I wrote this poem the other day, on a windy day, naturally:

People often say,

“If it weren’t for the wind,

it would be a nice day.”

And I laugh because

this acknowledgement

and dismissal is so very perfunct. 

So, I reply, 

“Yes. And if it weren’t for life

we’d all be dead.”

Oh, to strike at the heart of something

with only half a heart.

The truth is we can no more call off the wind than the wind can dye itself blue. Why do we allow for such thoughts? We can’t change the circumstances or the situation, so why do we spend time wishing things were different? Why do we ask the wind to stop blowing so that we can have a nice day?

And certainly, it would be nice if some things were different. If humans could live in peace. If passion were a check payable to all of us. If chocolate cookies were not so tempting. But you don’t often hear someone say, Oh, if only they would destroy all of the chocolate chip cookie factories in the world, then I wouldn’t have to deal with this vice.

So, why do we do it? Why do we wish for circumstances to be different when we know (either consciously or subconsciously) that they will not change?

We wish for things to be different when we believe that we do not have the power to deal with our issues, when we haven’t prepared for them. (We forgot to bring the patio furniture inside and now all of the chairs have been blown into the neighbor’s yard, kind of thing.)

But that is (and never will be) completely true. We always have the tools to deal with our current situation. Because really, if you simply accepted something as an obstacle to overcome instead of an inconvenience to gripe about, you would figure out how to hurdle past it in the same amount of time you would take to complain about it. And you always have that choice.

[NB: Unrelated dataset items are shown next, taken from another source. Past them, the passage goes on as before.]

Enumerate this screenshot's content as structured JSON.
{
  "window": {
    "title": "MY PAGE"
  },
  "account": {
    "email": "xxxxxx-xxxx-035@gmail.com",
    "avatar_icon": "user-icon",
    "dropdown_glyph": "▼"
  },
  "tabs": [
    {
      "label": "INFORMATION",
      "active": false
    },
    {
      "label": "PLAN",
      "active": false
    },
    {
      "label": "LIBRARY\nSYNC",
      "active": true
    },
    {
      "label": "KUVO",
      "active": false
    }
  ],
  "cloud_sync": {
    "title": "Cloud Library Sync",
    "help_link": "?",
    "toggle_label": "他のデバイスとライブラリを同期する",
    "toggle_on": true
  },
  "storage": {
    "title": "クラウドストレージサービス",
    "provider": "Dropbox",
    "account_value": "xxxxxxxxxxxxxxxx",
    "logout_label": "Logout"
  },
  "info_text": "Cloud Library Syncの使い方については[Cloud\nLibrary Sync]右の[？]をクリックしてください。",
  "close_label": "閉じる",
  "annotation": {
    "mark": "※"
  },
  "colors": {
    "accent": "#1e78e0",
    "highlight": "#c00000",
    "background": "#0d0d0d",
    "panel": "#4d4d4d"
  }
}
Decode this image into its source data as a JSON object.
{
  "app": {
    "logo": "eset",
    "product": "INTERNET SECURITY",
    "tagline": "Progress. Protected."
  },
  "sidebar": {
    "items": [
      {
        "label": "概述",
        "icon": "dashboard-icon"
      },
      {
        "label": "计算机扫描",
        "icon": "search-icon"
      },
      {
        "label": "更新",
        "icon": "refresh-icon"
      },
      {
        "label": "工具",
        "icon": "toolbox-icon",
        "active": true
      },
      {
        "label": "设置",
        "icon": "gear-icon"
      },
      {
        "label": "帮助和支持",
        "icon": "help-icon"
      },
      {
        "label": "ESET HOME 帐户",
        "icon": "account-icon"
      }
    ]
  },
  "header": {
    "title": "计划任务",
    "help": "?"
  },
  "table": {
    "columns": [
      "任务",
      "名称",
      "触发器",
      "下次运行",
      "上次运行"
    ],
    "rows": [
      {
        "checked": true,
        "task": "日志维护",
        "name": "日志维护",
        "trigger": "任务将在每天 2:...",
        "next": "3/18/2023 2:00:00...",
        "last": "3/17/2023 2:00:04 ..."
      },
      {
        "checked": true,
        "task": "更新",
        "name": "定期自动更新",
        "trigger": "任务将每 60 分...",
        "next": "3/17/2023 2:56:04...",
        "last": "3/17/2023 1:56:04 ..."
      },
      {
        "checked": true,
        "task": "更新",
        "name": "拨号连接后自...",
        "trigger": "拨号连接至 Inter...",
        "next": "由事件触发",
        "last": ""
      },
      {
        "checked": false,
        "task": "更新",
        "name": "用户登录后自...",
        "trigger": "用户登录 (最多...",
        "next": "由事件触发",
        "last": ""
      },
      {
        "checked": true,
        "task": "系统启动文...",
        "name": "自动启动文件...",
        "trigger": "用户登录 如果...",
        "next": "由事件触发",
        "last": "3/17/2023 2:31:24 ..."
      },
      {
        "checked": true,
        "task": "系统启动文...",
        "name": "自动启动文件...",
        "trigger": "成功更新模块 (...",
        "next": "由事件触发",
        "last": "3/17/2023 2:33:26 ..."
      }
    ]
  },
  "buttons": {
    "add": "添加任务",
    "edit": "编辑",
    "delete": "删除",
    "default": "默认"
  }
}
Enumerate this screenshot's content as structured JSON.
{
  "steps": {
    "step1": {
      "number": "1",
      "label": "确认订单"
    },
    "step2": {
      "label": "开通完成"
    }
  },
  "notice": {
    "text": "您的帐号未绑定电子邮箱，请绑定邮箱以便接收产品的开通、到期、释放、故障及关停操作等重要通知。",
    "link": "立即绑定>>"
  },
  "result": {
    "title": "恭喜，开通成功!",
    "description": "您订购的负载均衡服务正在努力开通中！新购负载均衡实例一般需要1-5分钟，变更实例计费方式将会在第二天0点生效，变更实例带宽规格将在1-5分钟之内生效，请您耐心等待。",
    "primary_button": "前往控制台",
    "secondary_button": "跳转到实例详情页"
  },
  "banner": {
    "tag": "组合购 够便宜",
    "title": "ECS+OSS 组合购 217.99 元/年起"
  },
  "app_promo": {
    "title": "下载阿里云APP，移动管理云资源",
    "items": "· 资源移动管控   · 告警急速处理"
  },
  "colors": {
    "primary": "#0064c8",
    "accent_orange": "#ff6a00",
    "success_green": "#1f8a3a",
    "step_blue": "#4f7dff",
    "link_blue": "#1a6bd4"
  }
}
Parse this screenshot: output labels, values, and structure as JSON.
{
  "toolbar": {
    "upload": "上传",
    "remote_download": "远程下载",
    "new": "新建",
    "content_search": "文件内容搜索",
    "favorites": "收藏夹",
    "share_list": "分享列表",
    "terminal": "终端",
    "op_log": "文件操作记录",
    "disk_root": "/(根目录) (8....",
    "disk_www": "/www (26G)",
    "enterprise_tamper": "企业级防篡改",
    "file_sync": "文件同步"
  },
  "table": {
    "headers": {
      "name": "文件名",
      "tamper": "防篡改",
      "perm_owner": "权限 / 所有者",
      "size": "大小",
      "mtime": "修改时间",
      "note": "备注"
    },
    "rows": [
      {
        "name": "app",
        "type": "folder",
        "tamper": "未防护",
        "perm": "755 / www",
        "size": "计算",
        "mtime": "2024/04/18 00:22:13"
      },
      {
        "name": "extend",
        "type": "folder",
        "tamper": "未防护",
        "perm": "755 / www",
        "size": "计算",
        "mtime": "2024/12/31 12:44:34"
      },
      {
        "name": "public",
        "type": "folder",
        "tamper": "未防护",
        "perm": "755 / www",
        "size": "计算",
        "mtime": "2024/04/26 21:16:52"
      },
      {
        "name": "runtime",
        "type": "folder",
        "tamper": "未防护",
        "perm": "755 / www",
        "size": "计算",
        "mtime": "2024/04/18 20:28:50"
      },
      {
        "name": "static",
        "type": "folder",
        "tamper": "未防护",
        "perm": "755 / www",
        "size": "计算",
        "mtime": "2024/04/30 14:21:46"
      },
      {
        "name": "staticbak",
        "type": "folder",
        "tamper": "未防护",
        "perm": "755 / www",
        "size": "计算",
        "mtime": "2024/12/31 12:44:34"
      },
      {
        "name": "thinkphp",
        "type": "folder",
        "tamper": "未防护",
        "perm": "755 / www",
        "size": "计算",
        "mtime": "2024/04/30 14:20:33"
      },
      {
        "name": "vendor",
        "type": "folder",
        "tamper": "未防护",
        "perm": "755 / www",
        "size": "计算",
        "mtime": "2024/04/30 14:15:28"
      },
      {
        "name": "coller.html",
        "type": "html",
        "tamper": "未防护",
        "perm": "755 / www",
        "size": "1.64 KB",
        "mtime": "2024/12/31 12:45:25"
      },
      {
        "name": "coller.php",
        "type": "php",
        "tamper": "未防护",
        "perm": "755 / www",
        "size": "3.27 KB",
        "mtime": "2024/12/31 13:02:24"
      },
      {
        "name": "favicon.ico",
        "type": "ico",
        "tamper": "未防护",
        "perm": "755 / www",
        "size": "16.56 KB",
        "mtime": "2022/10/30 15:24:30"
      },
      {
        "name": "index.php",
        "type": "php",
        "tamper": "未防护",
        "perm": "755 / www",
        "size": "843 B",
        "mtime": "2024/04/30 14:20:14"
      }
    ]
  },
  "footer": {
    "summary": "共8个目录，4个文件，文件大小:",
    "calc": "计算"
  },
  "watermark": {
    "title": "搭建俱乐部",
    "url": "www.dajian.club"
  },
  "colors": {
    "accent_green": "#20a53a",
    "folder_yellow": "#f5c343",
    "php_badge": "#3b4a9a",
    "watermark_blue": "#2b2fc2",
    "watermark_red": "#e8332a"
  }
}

The wind is not something to be wished away. And to be honest, it is not always something to be marveled at. (It’s blustery, intrusive, and fearsome.) But at worst, it is something to be accepted. This is the same attitude through which you must approach life, especially the days that are hard to swallow. Like wind, life can either be a breath of fresh air or a strong gust to blow up your skirt. You must decide how to view it.